W lipcu 2019r. pojawił się w biurze temat inwentaryzacji elewacji budynku przemysłowego. Temat wydawał się luźny gdyby nie to, że budynek miał 35m wysokości i okna na wysokości 20m do posadzki. Mój entuzjazm trochę opadł i włączył mi się tryb "jak to zrobić, żeby sie nie narobić". Pomyślałem, że najlepiej byłoby obfotografować budynek i zrobić chmurę punktów za pomocą fotogrametrii, wrzucić do Archicada i obrysować. Zwykły aparat odpadał bo budynek wysoki. A więc dron. A, że nie mam to google. Znalazłem firmę z mojego miasta (mega fajna ekipa, jak się z czasem okazało), która robi wirtualne spacery po obiektach i ma też drona. Telefon, nakreślenie tematu, spotkanie u nich w biurze. Następnego dnia dostałem 1300 dwudziestomegapixelowych zdjęć. Fajnie, tylko co dalej? Oni oczywiście zaoferowali, że przerobią mi to na chmurę punktów (którą ostatecznie od nich kupiłem) ale za konkretną cenę. A, że cebula we mnie mocna, to postanowiłem poszukać czy nie da się tego ogarnać na własną rękę.
DARMOWE
- Meshroom - bardzo fajne narzędzie do robienia modeli ze zdjęć. Jednak moje 1300 zdjęć 20-megapixelowych było dla niego wyzwaniem. Przerabiał je ok. 16 godzin. Trochę długo. Nie mogłem z niego wyciągnąć gęstej chmury bo wynikiem jego operacji jest model w pliku .obj. Meshroom jest spoko jak się chce zrobić model ze zdjęć i wrzucić go np. do blendera czy innego oporgramowania 3D i tam dalej obrabiać. Do osiągnięcia gęstej chmury nie nadaje się. Jeszcze.

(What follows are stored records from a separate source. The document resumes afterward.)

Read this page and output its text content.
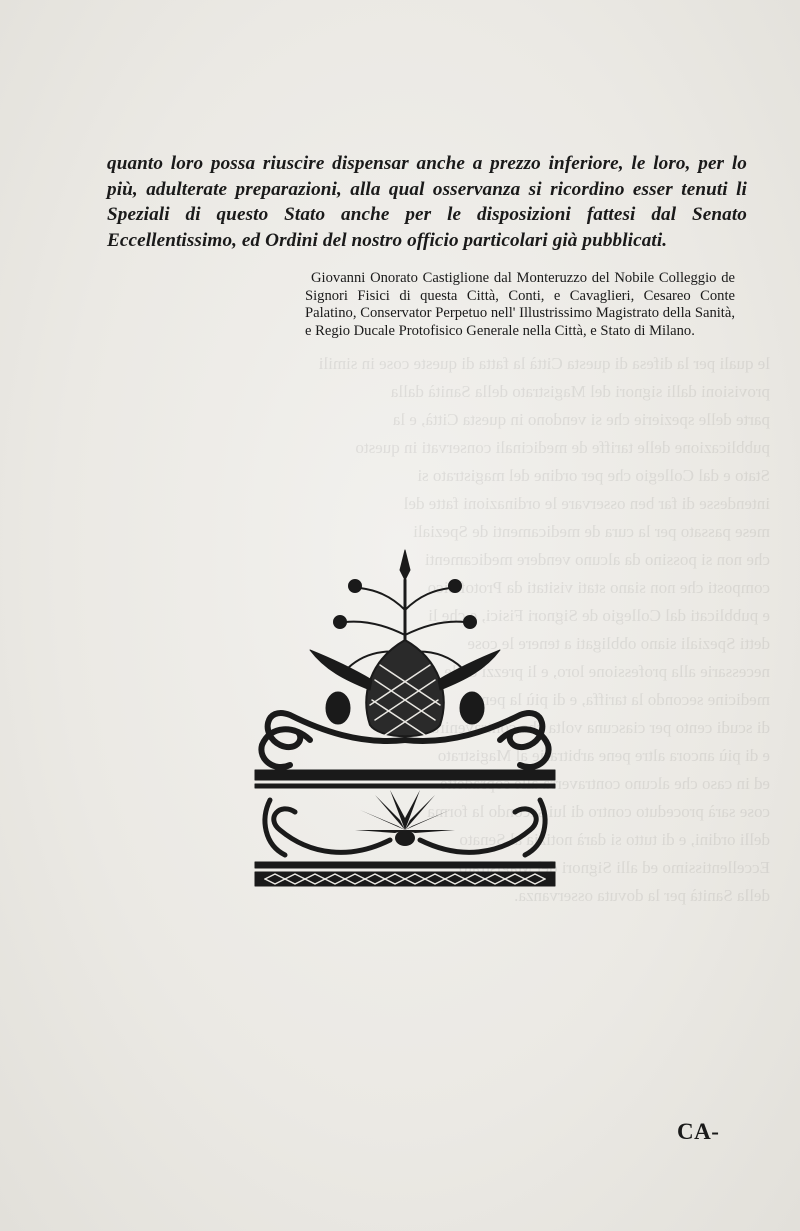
le quali per la difesa di questa Città la fatta di queste cose in simili
provisioni dalli signori del Magistrato della Sanità dalla
parte delle spezierie che si vendono in questa Città, e la
pubblicazione delle tariffe de medicinali conservati in questo
Stato e dal Collegio che per ordine del magistrato si
intendesse di far ben osservare le ordinazioni fatte del
mese passato per la cura de medicamenti de Speziali
che non si possino da alcuno vendere medicamenti
composti che non siano stati visitati da Protofisico
e pubblicati dal Collegio de Signori Fisici, e che li
detti Speziali siano obbligati a tenere le cose
necessarie alla professione loro, e li prezzi
medicine secondo la tariffa, e di più la pena
di scudi cento per ciascuna volta che contraveniranno
e di più ancora altre pene arbitrarie al Magistrato
ed in caso che alcuno contraverrà
cose sarà proceduto contro di lui secondo la forma
delli ordini, e di tutto si darà notizia al Senato
Eccellentissimo ed alli Signori
della Sanità per la dovuta osservanza.
quanto loro possa riuscire dispensar anche a prezzo inferiore, le loro, per lo più, adulterate preparazioni, alla qual osservanza si ricordino esser tenuti li Speziali di questo Stato anche per le disposizioni fattesi dal Senato Eccellentissimo, ed Ordini del nostro officio particolari già pubblicati.
Giovanni Onorato Castiglione dal Monteruzzo del Nobile Colleggio de Signori Fisici di questa Città, Conti, e Cavaglieri, Cesareo Conte Palatino, Conservator Perpetuo nell' Illustrissimo Magistrato della Sanità, e Regio Ducale Protofisico Generale nella Città, e Stato di Milano.
CA-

- Colmap - też spoko program. W niego też wrzuciłem te 1300 zdjęć i...... po 24 godzinach przerwałem proces. Ale jestem pewien na 99%, że z niego uzyskałbym to co chciałem. Ale za długo ;).
PŁATNE
- 3Dflow - przerobienie 1300 zdjęć zajęło 6 godzin. Całkiem akceptowalny czas. Tylko cena za wersję, która mnie interesowała nieakceptowalna - 2400 euro +vat. Szczególnie, że nie wiedziałem, kiedy następnym razem wykorzystam to oprogramowanie. 3Dflow ma też wersję darmową - do 50 zdjęć, i wersję za 149 euro +vat - do 500 zdjęć, którą uważam za w miarę rozsądną. W 3Dflow można uzyskać model 3D w formacie .obj i chmurę punktów. Aczkolwiek przy eksporcie chmury ma jakiś dziwny limit punków albo ja nie umiałem tego ustawić.
- Metashape - przerobienie 1300 zdjęć zajęło 4 godziny. Zaczynamy rozmawiać ;). Cena..... I tu ciekawostka. Jak szukałem czegoś do przerabiania zdjęć to była tylko jedna wersja za 3000$. Dwa miesiące później były dwie wersje: Metashape Professional Edition za 3499$ i Metashape Standard Edition za 179$. Różnią się tym, że w Standard wycięte zostały wszystkie dane goelokalizacyjne i możliwość analizy na podstawie chmury. Dla kogoś kto potrzebuje tylko chmurę lub model te dane i tak są nieistotne.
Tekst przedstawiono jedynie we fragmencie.